The bootstrap is a method pioneered by Bradley Efron and colleagues in the 1970s and 1980s (Efron and Tibshirani 1994). It is a powerful strategy to quantify uncertainty about quantities of interest.8

Consider \(T_n\), a statistic we wish to compute. \(T_n\) is a function of an outcome \(Y\), some regressors \(\mathbf{X}\), and the unknown population distribution function \(F\):

\[T_n = T_n ((Y_1,\mathbf{X}_1),\dots,(Y_n,\mathbf{X}_n),F)\]

The statistic of interest \(T_n\) follows a sampling distribution \(G\), which depends on the unknown population distribution \(F\). If we knew \(F\), then \(G\) would immediately follow. The key idea of the bootstrap is to use simulations to approximate \(F\), and then to use that approximation when quantifying uncertainty around the quantity of interest.

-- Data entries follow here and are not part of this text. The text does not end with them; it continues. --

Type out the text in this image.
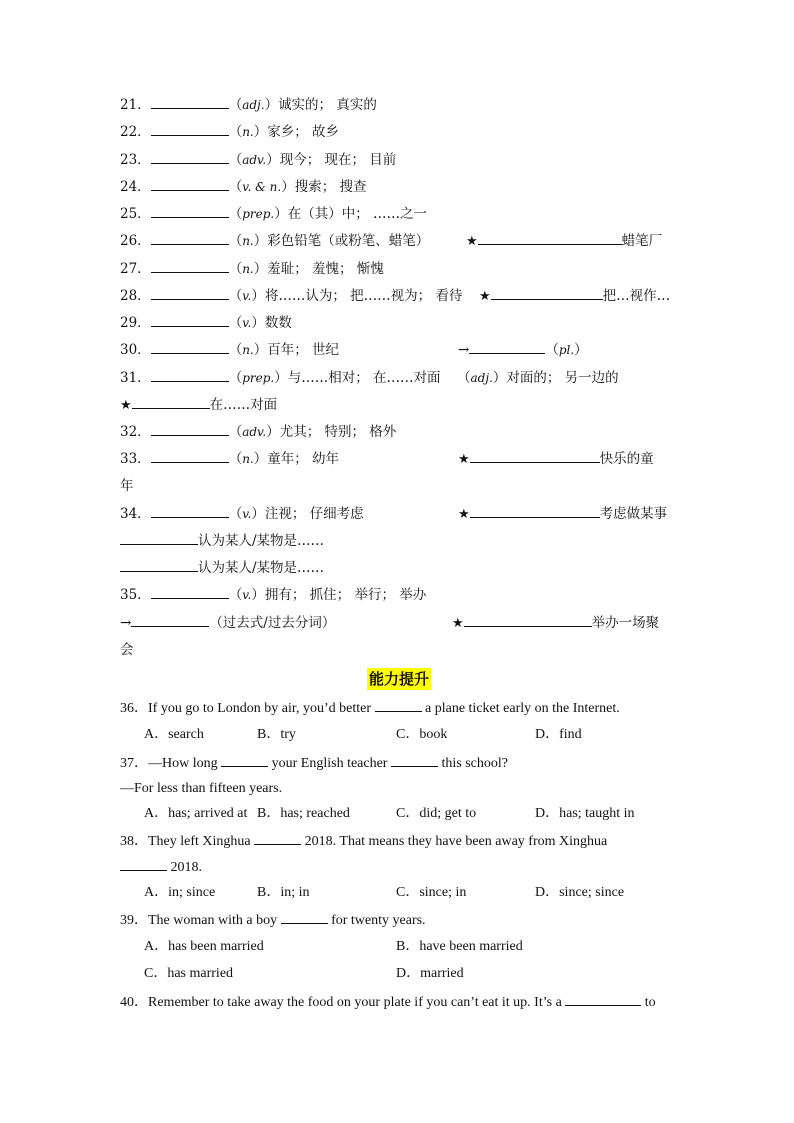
21．	（adj.）诚实的； 真实的
22．	（n.）家乡； 故乡
23．	（adv.）现今； 现在； 目前
24．	（v. & n.）搜索； 搜查
25．	（prep.）在（其）中； ……之一
26．	（n.）彩色铅笔（或粉笔、蜡笔）	★	蜡笔厂
27．	（n.）羞耻； 羞愧； 惭愧
28．	（v.）将……认为； 把……视为； 看待 ★	把…视作…
29．	（v.）数数
30．	（n.）百年； 世纪	→	（pl.）
31．	（prep.）与……相对； 在……对面 （adj.）对面的； 另一边的
★	在……对面
32．	（adv.）尤其； 特别； 格外
33．	（n.）童年； 幼年	★	快乐的童
年
34．	（v.）注视； 仔细考虑	★	考虑做某事
认为某人/某物是……
认为某人/某物是……
35．	（v.）拥有； 抓住； 举行； 举办
→	（过去式/过去分词）	★	举办一场聚
会
能力提升
36．If you go to London by air, you’d better	a plane ticket early on the Internet.
A．search	B．try	C．book	D．find
37．—How long	your English teacher	this school?
—For less than fifteen years.
A．has; arrived at B．has; reached	C．did; get to	D．has; taught in
38．They left Xinghua	2018. That means they have been away from Xinghua
2018.
A．in; since	B．in; in	C．since; in	D．since; since
39．The woman with a boy	for twenty years.
A．has been married	B．have been married
C．has married	D．married
40．Remember to take away the food on your plate if you can’t eat it up. It’s a	to
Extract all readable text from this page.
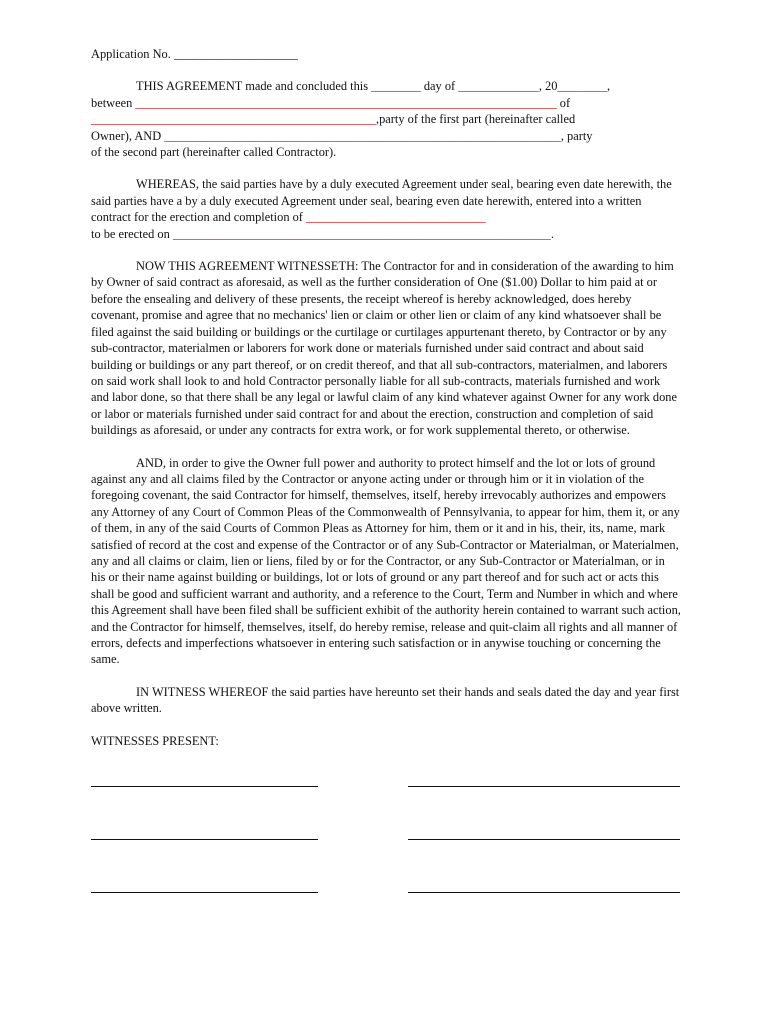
Application No. ____________________

THIS AGREEMENT made and concluded this ________ day of _____________, 20________,
between ____________________________________________________________________ of
______________________________________________,party of the first part (hereinafter called
Owner), AND ________________________________________________________________, party
of the second part (hereinafter called Contractor).

WHEREAS, the said parties have by a duly executed Agreement under seal, bearing even date herewith, the said parties have a by a duly executed Agreement under seal, bearing even date herewith, entered into a written contract for the erection and completion of _____________________________
to be erected on _____________________________________________________________.

NOW THIS AGREEMENT WITNESSETH: The Contractor for and in consideration of the awarding to him by Owner of said contract as aforesaid, as well as the further consideration of One ($1.00) Dollar to him paid at or before the ensealing and delivery of these presents, the receipt whereof is hereby acknowledged, does hereby covenant, promise and agree that no mechanics' lien or claim or other lien or claim of any kind whatsoever shall be filed against the said building or buildings or the curtilage or curtilages appurtenant thereto, by Contractor or by any sub-contractor, materialmen or laborers for work done or materials furnished under said contract and about said building or buildings or any part thereof, or on credit thereof, and that all sub-contractors, materialmen, and laborers on said work shall look to and hold Contractor personally liable for all sub-contracts, materials furnished and work and labor done, so that there shall be any legal or lawful claim of any kind whatever against Owner for any work done or labor or materials furnished under said contract for and about the erection, construction and completion of said buildings as aforesaid, or under any contracts for extra work, or for work supplemental thereto, or otherwise.

AND, in order to give the Owner full power and authority to protect himself and the lot or lots of ground against any and all claims filed by the Contractor or anyone acting under or through him or it in violation of the foregoing covenant, the said Contractor for himself, themselves, itself, hereby irrevocably authorizes and empowers any Attorney of any Court of Common Pleas of the Commonwealth of Pennsylvania, to appear for him, them it, or any of them, in any of the said Courts of Common Pleas as Attorney for him, them or it and in his, their, its, name, mark satisfied of record at the cost and expense of the Contractor or of any Sub-Contractor or Materialman, or Materialmen, any and all claims or claim, lien or liens, filed by or for the Contractor, or any Sub-Contractor or Materialman, or in his or their name against building or buildings, lot or lots of ground or any part thereof and for such act or acts this shall be good and sufficient warrant and authority, and a reference to the Court, Term and Number in which and where this Agreement shall have been filed shall be sufficient exhibit of the authority herein contained to warrant such action, and the Contractor for himself, themselves, itself, do hereby remise, release and quit-claim all rights and all manner of errors, defects and imperfections whatsoever in entering such satisfaction or in anywise touching or concerning the same.

IN WITNESS WHEREOF the said parties have hereunto set their hands and seals dated the day and year first above written.

WITNESSES PRESENT:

How do we approximate \(F\) in practice? Since the 1980s, many variations on bootstrap simulations have been proposed. A survey of this rich literature lies outside the scope of this book, but it is instructive to consider one of the simplest approaches: the non-parametric bootstrap algorithm. The idea is to build several simulated datasets by drawing repeatedly from the observed sample. With those datasets in hand, we can estimate the statistic of interest multiple times, and characterize its sampling distribution.

To illustrate, let’s consider a simple linear model fit to the Thornton (2008) data. The response is outcome, which is a binary variable equal to 1 for study participants who sought to learn their HIV status, and 0 for the others. There are three coefficients, each representing an age category.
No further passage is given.